Repatriation flights from India will resume on May 15, the Federal and NT governments have confirmed, following backlash from Indian Australians and human rights groups that claimed the hardline rule was “racist” and that they were left “abandoned”.
The NT Government has assured federal health authorities that it is able to manage the flights, suggesting it could conformably manage 50 COVID-positive cases at a time, and up to 100 cases at capacity.
The NT will not be taking all of the flights as previously suggested, with other flights from India landing in NSW, Victoria and Queensland.
The ban which was announced on April 27, had deferred flights for the roughly 9,000 returning Aussies stuck in the coronavirus-ravaged country – 10 per cent of whom are considered vulnerable, according to the Federal Government.
The NT Government said on Friday that an estimated 1,000 Australians are expected to be quarantined at the Howard Springs facility by the end of June. Vulnerable Australians would be prioritised.
Two repatriation flights to the Northern Territory from India are scheduled before the end of the month; the first flight will leave India on May 15 with around 150 passengers, according to NT Police Commissioner Jamie Chalker.
Mr Chalker said flights from Istanbul, London, Vancouver, and South Africa are currently continuing to land in Darwin.
A peak of 1,200 repatriates from all over the globe are expected to be quarantined in the Territory this month and another 2,000 estimated to arrive in June, Chief Minister Michael Gunner said.
Mr Gunner denied that the number of repatriates to be received in the Howard Springs centre has nothing to do with the recruitment process to man the centre, adding that the government is on track with its hiring process and “it’s just about the timing of the flights.”
NT Health has also announced a stricter testing regime to repatriates from India before boarding their flights where both a negative COVID-19 Polymerase Chain Reaction (PCR) test and a negative Rapid Antigen are required.

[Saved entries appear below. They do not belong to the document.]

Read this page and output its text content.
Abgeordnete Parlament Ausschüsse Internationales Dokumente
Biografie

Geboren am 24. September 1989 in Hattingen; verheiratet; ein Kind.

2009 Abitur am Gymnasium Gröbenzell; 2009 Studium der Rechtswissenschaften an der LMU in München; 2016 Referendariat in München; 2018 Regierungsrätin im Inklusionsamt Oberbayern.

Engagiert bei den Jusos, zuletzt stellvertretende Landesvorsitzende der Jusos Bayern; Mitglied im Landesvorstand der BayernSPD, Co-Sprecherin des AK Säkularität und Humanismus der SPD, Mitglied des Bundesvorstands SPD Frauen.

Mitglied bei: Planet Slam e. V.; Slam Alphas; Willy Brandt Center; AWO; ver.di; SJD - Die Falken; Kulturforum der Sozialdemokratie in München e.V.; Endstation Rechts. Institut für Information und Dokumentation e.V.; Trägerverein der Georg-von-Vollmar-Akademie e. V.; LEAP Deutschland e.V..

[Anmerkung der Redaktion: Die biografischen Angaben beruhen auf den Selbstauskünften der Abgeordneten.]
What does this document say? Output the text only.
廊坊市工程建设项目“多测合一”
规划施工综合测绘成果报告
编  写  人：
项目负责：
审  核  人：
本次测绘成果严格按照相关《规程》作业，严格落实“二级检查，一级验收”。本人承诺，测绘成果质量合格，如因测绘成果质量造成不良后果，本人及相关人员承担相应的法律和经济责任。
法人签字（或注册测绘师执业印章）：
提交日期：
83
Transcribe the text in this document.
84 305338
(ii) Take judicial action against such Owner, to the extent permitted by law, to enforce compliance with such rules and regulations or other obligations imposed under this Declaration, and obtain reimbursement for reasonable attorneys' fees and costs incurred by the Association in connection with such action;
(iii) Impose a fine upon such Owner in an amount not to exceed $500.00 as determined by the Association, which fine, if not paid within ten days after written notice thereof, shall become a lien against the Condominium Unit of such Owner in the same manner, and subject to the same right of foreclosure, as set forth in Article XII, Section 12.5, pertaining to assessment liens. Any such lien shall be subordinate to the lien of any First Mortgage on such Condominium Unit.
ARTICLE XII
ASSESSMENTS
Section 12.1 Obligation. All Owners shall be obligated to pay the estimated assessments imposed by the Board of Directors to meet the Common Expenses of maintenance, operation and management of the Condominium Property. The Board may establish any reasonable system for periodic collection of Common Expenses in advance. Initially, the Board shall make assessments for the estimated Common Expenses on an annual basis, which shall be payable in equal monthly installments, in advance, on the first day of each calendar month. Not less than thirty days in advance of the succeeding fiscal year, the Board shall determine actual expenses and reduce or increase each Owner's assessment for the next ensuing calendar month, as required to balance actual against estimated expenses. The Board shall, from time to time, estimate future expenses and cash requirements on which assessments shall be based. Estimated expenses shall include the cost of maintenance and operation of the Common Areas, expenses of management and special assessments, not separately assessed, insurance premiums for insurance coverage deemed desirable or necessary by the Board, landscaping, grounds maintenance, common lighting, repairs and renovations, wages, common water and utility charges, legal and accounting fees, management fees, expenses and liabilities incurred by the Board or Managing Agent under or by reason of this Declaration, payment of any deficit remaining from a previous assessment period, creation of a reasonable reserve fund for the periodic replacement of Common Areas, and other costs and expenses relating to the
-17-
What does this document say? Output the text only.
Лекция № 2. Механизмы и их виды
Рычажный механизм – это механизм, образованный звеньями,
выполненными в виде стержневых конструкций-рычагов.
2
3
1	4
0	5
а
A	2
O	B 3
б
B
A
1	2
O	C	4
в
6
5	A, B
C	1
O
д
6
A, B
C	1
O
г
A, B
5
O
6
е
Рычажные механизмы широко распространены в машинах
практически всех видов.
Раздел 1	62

Allegations of improper or fraudulent testing in the South Asian country to “dodge quarantine rules or travel freely” were raised last month after dozens returned positive tests once in Darwin.
Acting Chief Health Officer Dr Charles Pain said new precautions would be in place for the new flights.
“There will be initial PCR testing, which clearly had had some problems initially, so now the Australian government who will oversee that there is antigen testing daily,” he said at Friday’s news briefing.
Dr Pain also said that there is the possibility to pause flights again if the number of COVID-19 positive repatriates exceed 10 per cent.
“My view on it, is that it won’t be a complete stop-start, we will slow flights down and pause them rather than have a have a stop-stop, we can manage the flow based on the numbers of positives,” he said.
Dr Pain said exceeding the 10 per cent threshold would not be permitted to happen.
“I’m confident we won’t get to that point,” he said.
“We’re going to be actively managing this from now on with all the measures that we’ve put in place, and we won’t let that happen.
“We’ve got the capacity at Howard springs to manage 100 patients that are positive, we’re not going to reach that level, we’re going to aim for about 50, but again we’ll manage towards that level at the moment, this has to be set at about 21. So you can see the sort of range, but we won’t let it get to, to a level where it’s overwhelming.”
The Ausmat team was handling a peak of 55 cases last week at the Howard Springs facility, which had reduced to 21 active cases yesterday.
The lifting of the flight ban from India comes as the NT Government is transitioning to integrate the domestic and international wing of the quarantine facility.